Saturday, March 13, 2010

We're not the baby boomers

I remember the brush fence that had been built around the house that bust the budget, balanced on the hill with the sea encircling it like a decorative wallpaper. The woodheap next door was what attracted the snakes, and they would creep along the tops of the brush fence, hiding amongst the coarse bunches of sticks brambled together with wire. Gumboots and a shovel went hand in hand when the discovery of a snake was made, and I never saw the outcome that came after that, whether it was through shielding my own eyes or being called away from the window (so essentially someone else shielding them for me).

I remember how angry she was at the lack of street signs, at the winding roads in the place that there seemed to be a constant mist of rain from June until September. The anger at the warren of turns and blind corners, the slippery roads and the dull yellow headlights, turned into joy, when spring finally tickled our chins with warm fingers and the blossom tree at the bottom of the driveway burst into a calm array of pink and white.

I remember the smell of disinfectant that I came to associate with moving house, as we scrubbed out cupboards, wiped away the dust on skirting boards and powerpoints, the type of cleaning nobody really bothers with unless it's thought someone will examine these spaces with an attention to detail. There was a makeshift wall made from cupboards and boxes, which gave me a new appreciation for doorknobs, even if they didn't have locks.
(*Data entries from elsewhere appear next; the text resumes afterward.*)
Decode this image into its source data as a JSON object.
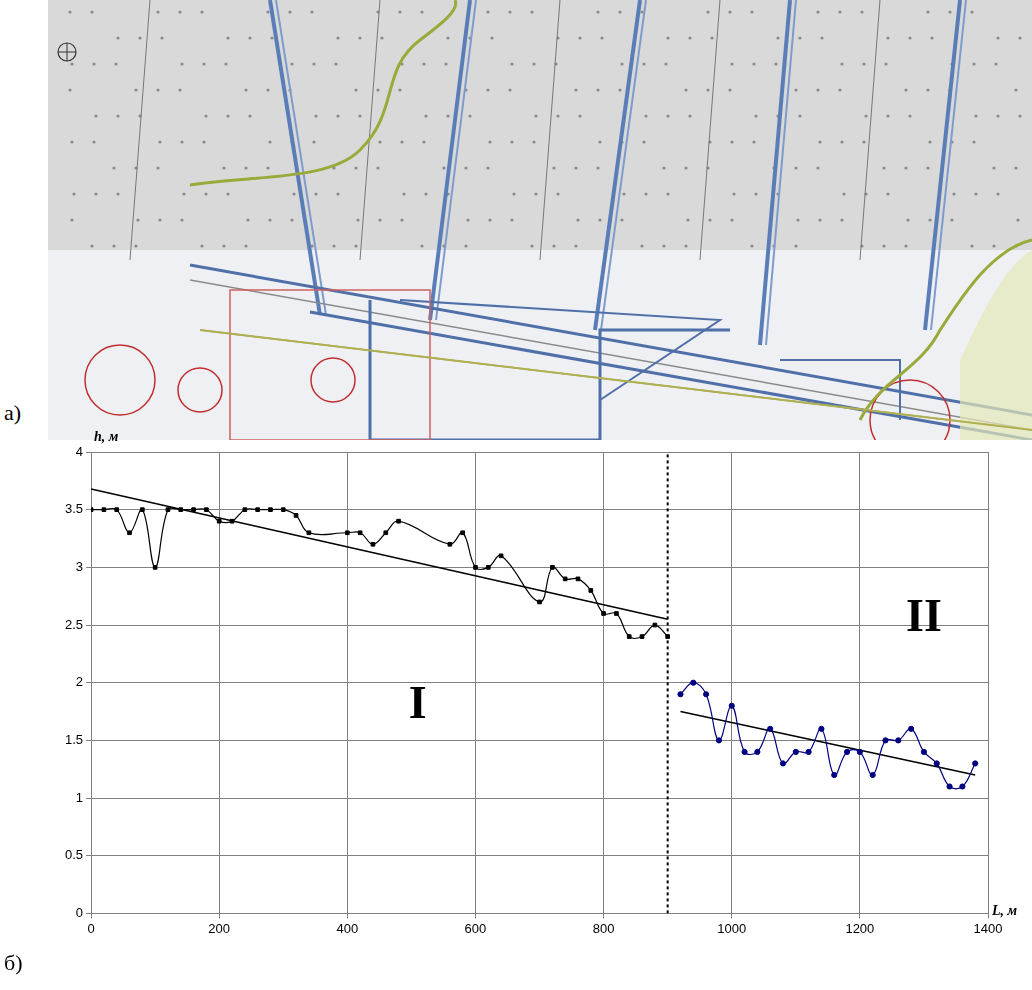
{
  "map_panel": {
    "label": "а)"
  },
  "chart_data": {
    "type": "line",
    "label": "б)",
    "x_label": "L, м",
    "y_label": "h, м",
    "xlim": [
      0,
      1400
    ],
    "xticks": [
      0,
      200,
      400,
      600,
      800,
      1000,
      1200,
      1400
    ],
    "ylim": [
      0,
      4
    ],
    "yticks": [
      0,
      0.5,
      1,
      1.5,
      2,
      2.5,
      3,
      3.5,
      4
    ],
    "grid": true,
    "series": [
      {
        "name": "I",
        "color": "#000000",
        "marker": "square",
        "label_x": 510,
        "label_y": 1.8,
        "x": [
          0,
          20,
          40,
          60,
          80,
          100,
          120,
          140,
          160,
          180,
          200,
          220,
          240,
          260,
          280,
          300,
          320,
          340,
          400,
          420,
          440,
          460,
          480,
          560,
          580,
          600,
          620,
          640,
          700,
          720,
          740,
          760,
          780,
          800,
          820,
          840,
          860,
          880,
          900
        ],
        "values": [
          3.5,
          3.5,
          3.5,
          3.3,
          3.5,
          3.0,
          3.5,
          3.5,
          3.5,
          3.5,
          3.4,
          3.4,
          3.5,
          3.5,
          3.5,
          3.5,
          3.45,
          3.3,
          3.3,
          3.3,
          3.2,
          3.3,
          3.4,
          3.2,
          3.3,
          3.0,
          3.0,
          3.1,
          2.7,
          3.0,
          2.9,
          2.9,
          2.8,
          2.6,
          2.6,
          2.4,
          2.4,
          2.5,
          2.4
        ]
      },
      {
        "name": "II",
        "color": "#000080",
        "marker": "circle",
        "label_x": 1300,
        "label_y": 2.55,
        "x": [
          920,
          940,
          960,
          980,
          1000,
          1020,
          1040,
          1060,
          1080,
          1100,
          1120,
          1140,
          1160,
          1180,
          1200,
          1220,
          1240,
          1260,
          1280,
          1300,
          1320,
          1340,
          1360,
          1380
        ],
        "values": [
          1.9,
          2.0,
          1.9,
          1.5,
          1.8,
          1.4,
          1.4,
          1.6,
          1.3,
          1.4,
          1.4,
          1.6,
          1.2,
          1.4,
          1.4,
          1.2,
          1.5,
          1.5,
          1.6,
          1.4,
          1.3,
          1.1,
          1.1,
          1.3
        ]
      }
    ],
    "trend_lines": [
      {
        "color": "#000000",
        "x": [
          0,
          900
        ],
        "values": [
          3.68,
          2.55
        ]
      },
      {
        "color": "#000000",
        "x": [
          920,
          1380
        ],
        "values": [
          1.75,
          1.2
        ]
      }
    ],
    "vertical_line": {
      "x": 900,
      "color": "#000000",
      "line_style": "dotted"
    }
  }
}
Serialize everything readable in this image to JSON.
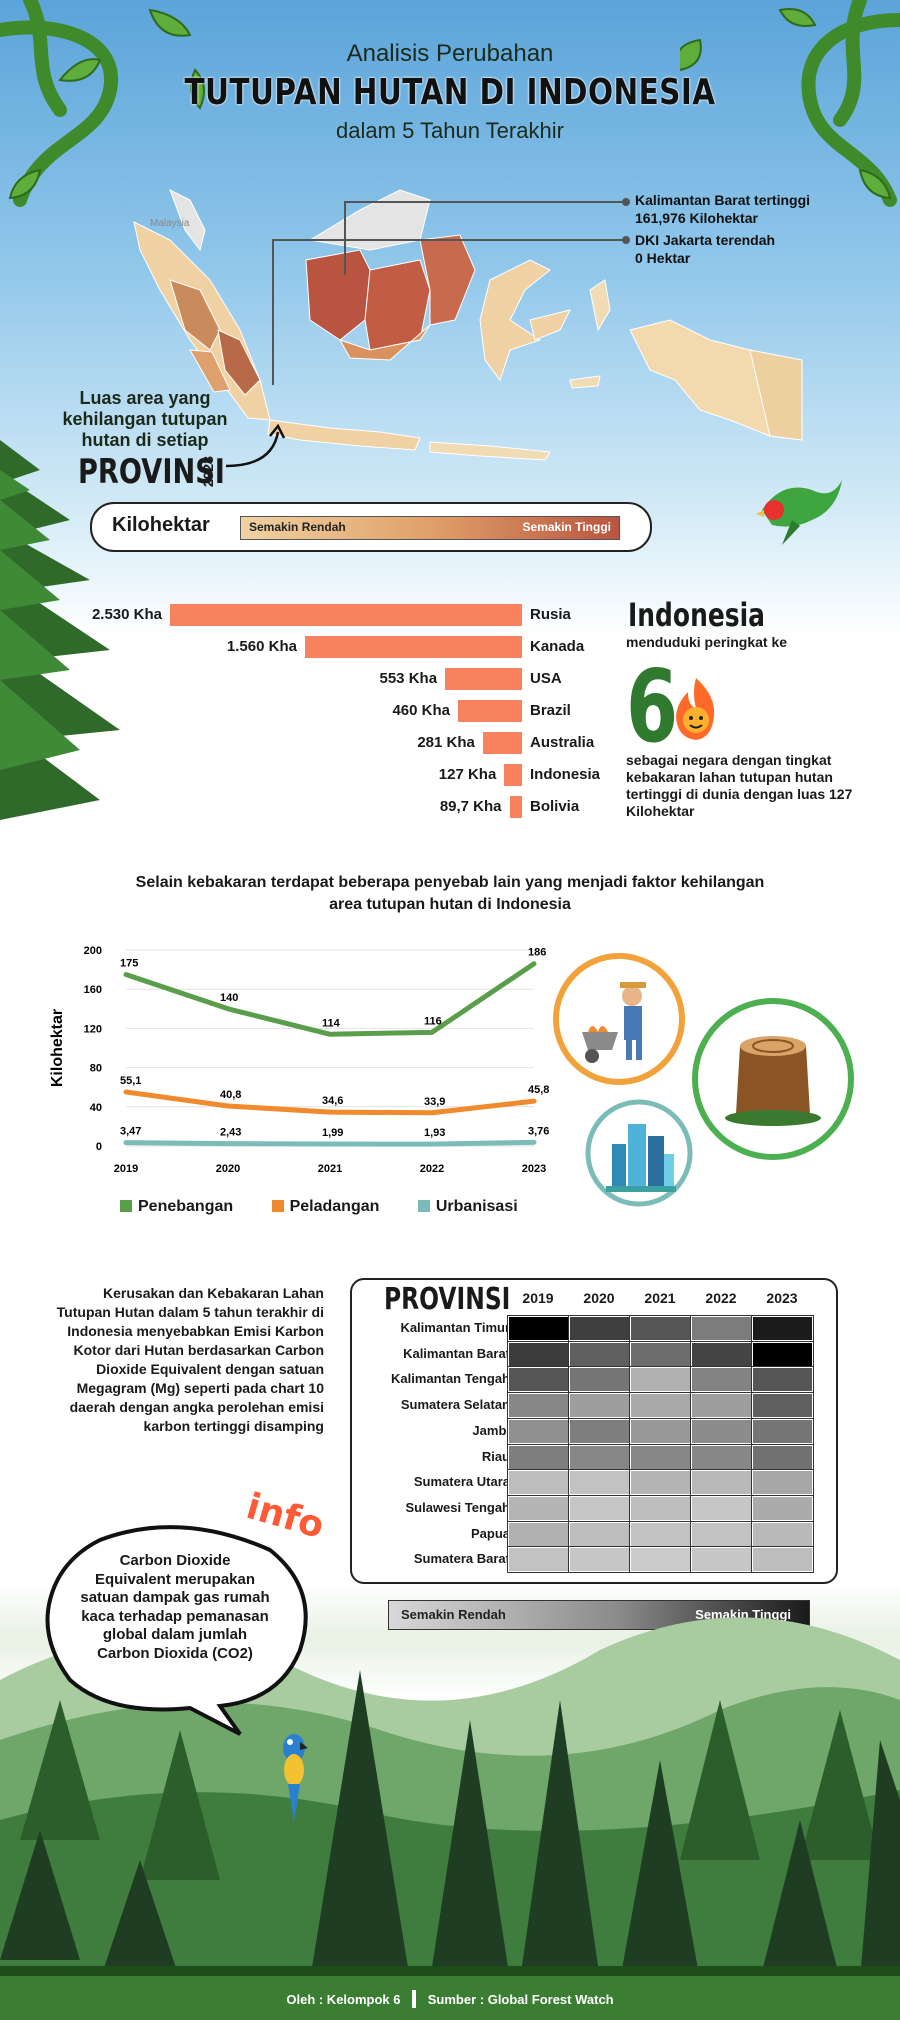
{
  "header": {
    "line1": "Analisis Perubahan",
    "line2": "TUTUPAN HUTAN DI INDONESIA",
    "line3": "dalam 5 Tahun Terakhir"
  },
  "map": {
    "label_malaysia": "Malaysia",
    "callout_high_title": "Kalimantan Barat tertinggi",
    "callout_high_value": "161,976 Kilohektar",
    "callout_low_title": "DKI Jakarta terendah",
    "callout_low_value": "0 Hektar",
    "caption": "Luas area yang kehilangan tutupan hutan di setiap",
    "caption_big": "PROVINSI",
    "caption_year": "2023"
  },
  "legend_map": {
    "unit": "Kilohektar",
    "low": "Semakin Rendah",
    "high": "Semakin Tinggi",
    "colors": [
      "#f0d2a2",
      "#e0a06a",
      "#b85540"
    ]
  },
  "fire_chart": {
    "bar_color": "#f9825e",
    "rows": [
      {
        "label": "2.530 Kha",
        "country": "Rusia",
        "value": 2530
      },
      {
        "label": "1.560 Kha",
        "country": "Kanada",
        "value": 1560
      },
      {
        "label": "553 Kha",
        "country": "USA",
        "value": 553
      },
      {
        "label": "460 Kha",
        "country": "Brazil",
        "value": 460
      },
      {
        "label": "281 Kha",
        "country": "Australia",
        "value": 281
      },
      {
        "label": "127 Kha",
        "country": "Indonesia",
        "value": 127
      },
      {
        "label": "89,7 Kha",
        "country": "Bolivia",
        "value": 89.7
      }
    ],
    "indo_title": "Indonesia",
    "indo_sub": "menduduki peringkat ke",
    "rank": "6",
    "indo_desc": "sebagai negara dengan tingkat kebakaran lahan tutupan hutan tertinggi di dunia dengan luas 127 Kilohektar"
  },
  "chart_data": [
    {
      "type": "bar",
      "orientation": "horizontal",
      "categories": [
        "Rusia",
        "Kanada",
        "USA",
        "Brazil",
        "Australia",
        "Indonesia",
        "Bolivia"
      ],
      "values": [
        2530,
        1560,
        553,
        460,
        281,
        127,
        89.7
      ],
      "data_labels": [
        "2.530 Kha",
        "1.560 Kha",
        "553 Kha",
        "460 Kha",
        "281 Kha",
        "127 Kha",
        "89,7 Kha"
      ],
      "title": "",
      "xlabel": "",
      "ylabel": ""
    },
    {
      "type": "line",
      "title": "Selain kebakaran terdapat beberapa penyebab lain yang menjadi faktor kehilangan area tutupan hutan di Indonesia",
      "x": [
        "2019",
        "2020",
        "2021",
        "2022",
        "2023"
      ],
      "ylabel": "Kilohektar",
      "ylim": [
        0,
        200
      ],
      "yticks": [
        0,
        40,
        80,
        120,
        160,
        200
      ],
      "grid": true,
      "legend_position": "bottom",
      "series": [
        {
          "name": "Penebangan",
          "color": "#5a9e4b",
          "values": [
            175,
            140,
            114,
            116,
            186
          ],
          "labels": [
            "175",
            "140",
            "114",
            "116",
            "186"
          ]
        },
        {
          "name": "Peladangan",
          "color": "#f08a2c",
          "values": [
            55.1,
            40.8,
            34.6,
            33.9,
            45.8
          ],
          "labels": [
            "55,1",
            "40,8",
            "34,6",
            "33,9",
            "45,8"
          ]
        },
        {
          "name": "Urbanisasi",
          "color": "#7bbcb8",
          "values": [
            3.47,
            2.43,
            1.99,
            1.93,
            3.76
          ],
          "labels": [
            "3,47",
            "2,43",
            "1,99",
            "1,93",
            "3,76"
          ]
        }
      ]
    },
    {
      "type": "heatmap",
      "title": "PROVINSI",
      "x": [
        "2019",
        "2020",
        "2021",
        "2022",
        "2023"
      ],
      "y": [
        "Kalimantan Timur",
        "Kalimantan Barat",
        "Kalimantan Tengah",
        "Sumatera Selatan",
        "Jambi",
        "Riau",
        "Sumatera Utara",
        "Sulawesi Tengah",
        "Papua",
        "Sumatera Barat"
      ],
      "values": [
        [
          1.0,
          0.72,
          0.62,
          0.45,
          0.88
        ],
        [
          0.74,
          0.58,
          0.52,
          0.7,
          1.0
        ],
        [
          0.62,
          0.48,
          0.22,
          0.42,
          0.62
        ],
        [
          0.4,
          0.3,
          0.25,
          0.3,
          0.58
        ],
        [
          0.36,
          0.44,
          0.32,
          0.38,
          0.48
        ],
        [
          0.44,
          0.4,
          0.4,
          0.4,
          0.5
        ],
        [
          0.16,
          0.14,
          0.2,
          0.18,
          0.26
        ],
        [
          0.2,
          0.12,
          0.16,
          0.12,
          0.24
        ],
        [
          0.22,
          0.16,
          0.14,
          0.14,
          0.18
        ],
        [
          0.14,
          0.12,
          0.1,
          0.12,
          0.16
        ]
      ],
      "value_scale": "relative 0-1, Semakin Rendah to Semakin Tinggi"
    }
  ],
  "emission": {
    "paragraph": "Kerusakan dan Kebakaran Lahan Tutupan Hutan dalam 5 tahun terakhir di Indonesia menyebabkan Emisi Karbon Kotor dari Hutan berdasarkan Carbon Dioxide Equivalent dengan satuan Megagram (Mg) seperti pada chart 10 daerah dengan angka perolehan emisi karbon tertinggi disamping",
    "legend_low": "Semakin Rendah",
    "legend_high": "Semakin Tinggi"
  },
  "info": {
    "word": "info",
    "text": "Carbon Dioxide Equivalent merupakan satuan dampak gas rumah kaca terhadap pemanasan global dalam jumlah Carbon Dioxida (CO2)"
  },
  "footer": {
    "by": "Oleh : Kelompok 6",
    "source": "Sumber : Global Forest Watch"
  }
}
She would buy the discounted flowers from the supermarket, the wilted and sad ones, then nurse them back to life with water and sunlight, before they had their moment to shine on the front table, greeting the people we didn't know who might've wanted to buy the house ('We knew it was the house for us because of the slightly dead carnations in the front room').


I remember the lack of fly screens, in this place where blowflys and their disgusting magnetic buzzing tendencies didn't seem to exist. A lack of fly screens made it possible to thrust open the double windows and be faced with nothing between you and the air outside. As a result, people would tumble their bedding out of the windows in the morning, leaving it to air. Even when the air was so cold that you wondered whether it would turn the bedding to icy sheets of cardboard, deft hands would hurl the blankets from the terrace windows for the duration of the morning.